Это потому, что люди, подобно деревьям, могут давать и хорошие, и плохие плоды, — пояснил я.
И снова возложил на него руки. Тут он полностью исцелился и стал различать людей совершенно ясно. Я отослал его домой и велел никому ни о чем не рассказывать (хотя был уверен, что он нарушит запрет). Я был так изможден, что не знал, на сколько еще исцелений меня хватит. Было похоже, что Бог, помогая мне творить чудеса, и сам утомился донельзя. Впрочем, в этом я боялся признаться даже самому себе.

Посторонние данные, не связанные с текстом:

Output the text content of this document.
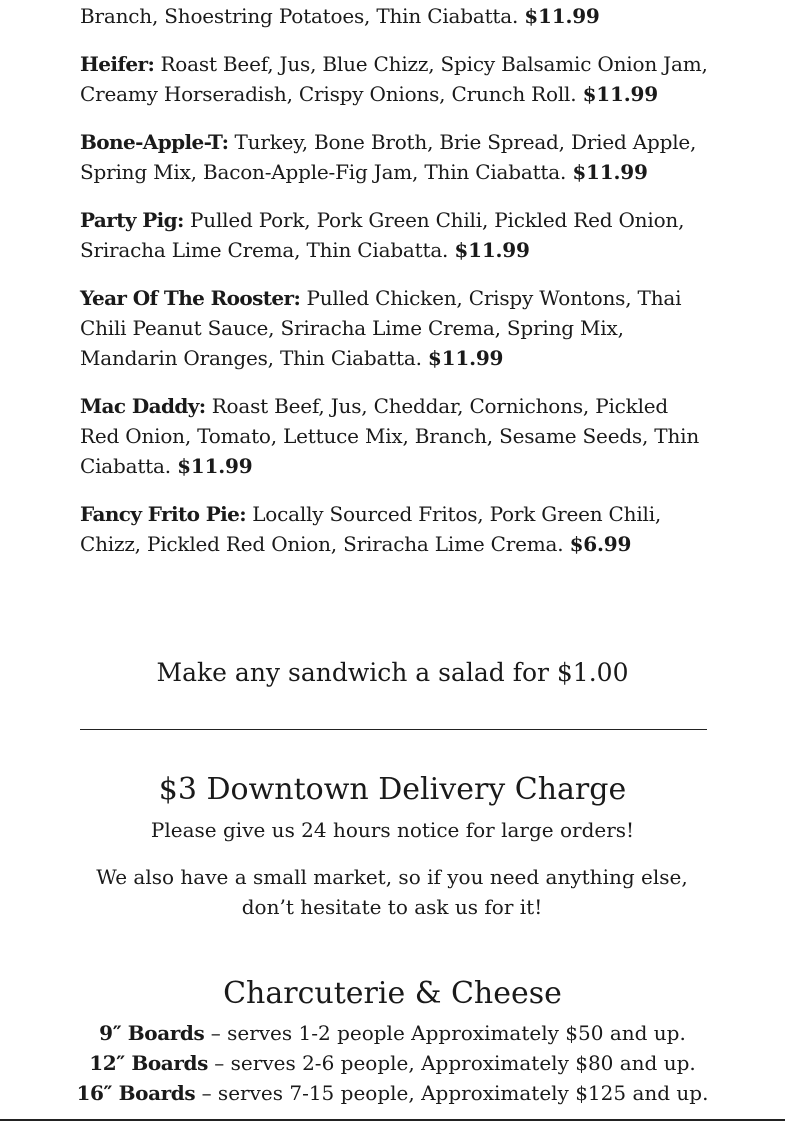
Branch, Shoestring Potatoes, Thin Ciabatta. $11.99

Heifer: Roast Beef, Jus, Blue Chizz, Spicy Balsamic Onion Jam, Creamy Horseradish, Crispy Onions, Crunch Roll. $11.99

Bone-Apple-T: Turkey, Bone Broth, Brie Spread, Dried Apple, Spring Mix, Bacon-Apple-Fig Jam, Thin Ciabatta. $11.99

Party Pig: Pulled Pork, Pork Green Chili, Pickled Red Onion, Sriracha Lime Crema, Thin Ciabatta. $11.99

Year Of The Rooster: Pulled Chicken, Crispy Wontons, Thai Chili Peanut Sauce, Sriracha Lime Crema, Spring Mix, Mandarin Oranges, Thin Ciabatta. $11.99

Mac Daddy: Roast Beef, Jus, Cheddar, Cornichons, Pickled Red Onion, Tomato, Lettuce Mix, Branch, Sesame Seeds, Thin Ciabatta. $11.99

Fancy Frito Pie: Locally Sourced Fritos, Pork Green Chili, Chizz, Pickled Red Onion, Sriracha Lime Crema. $6.99

Make any sandwich a salad for $1.00
$3 Downtown Delivery Charge
Please give us 24 hours notice for large orders!
We also have a small market, so if you need anything else, don’t hesitate to ask us for it!
Charcuterie & Cheese
9″ Boards – serves 1-2 people Approximately $50 and up.
12″ Boards – serves 2-6 people, Approximately $80 and up.
16″ Boards – serves 7-15 people, Approximately $125 and up.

Мне случалось проснуться ночью с мыслью: кто я? Однажды, проходя по городу Кесария Филиппова, я спросил учеников:
— Что говорят обо мне люди? За кого по читают?
Одни сказали: «За Иоанна Крестителя». Другие: «За Илию». Третьи сказали: «Они не знают, но думают, что ты — один из старых пророков».
— А вы как думаете? Кто я? — спросил я с бьющимся сердцем.
И Петр, должно быть вспомнив, как я шел по водам, тихо произнес:
— Осмелюсь ли сказать, что ты — Христос?
Поскольку я во всем, кроме одного, чувствовал себя вполне обычным человеком, я возлюбил Петра за его веру. Она придала мне сил. Должно быть, я и вправду Сын Божий. Но как поверить в это окончательно, если никто меня не признает?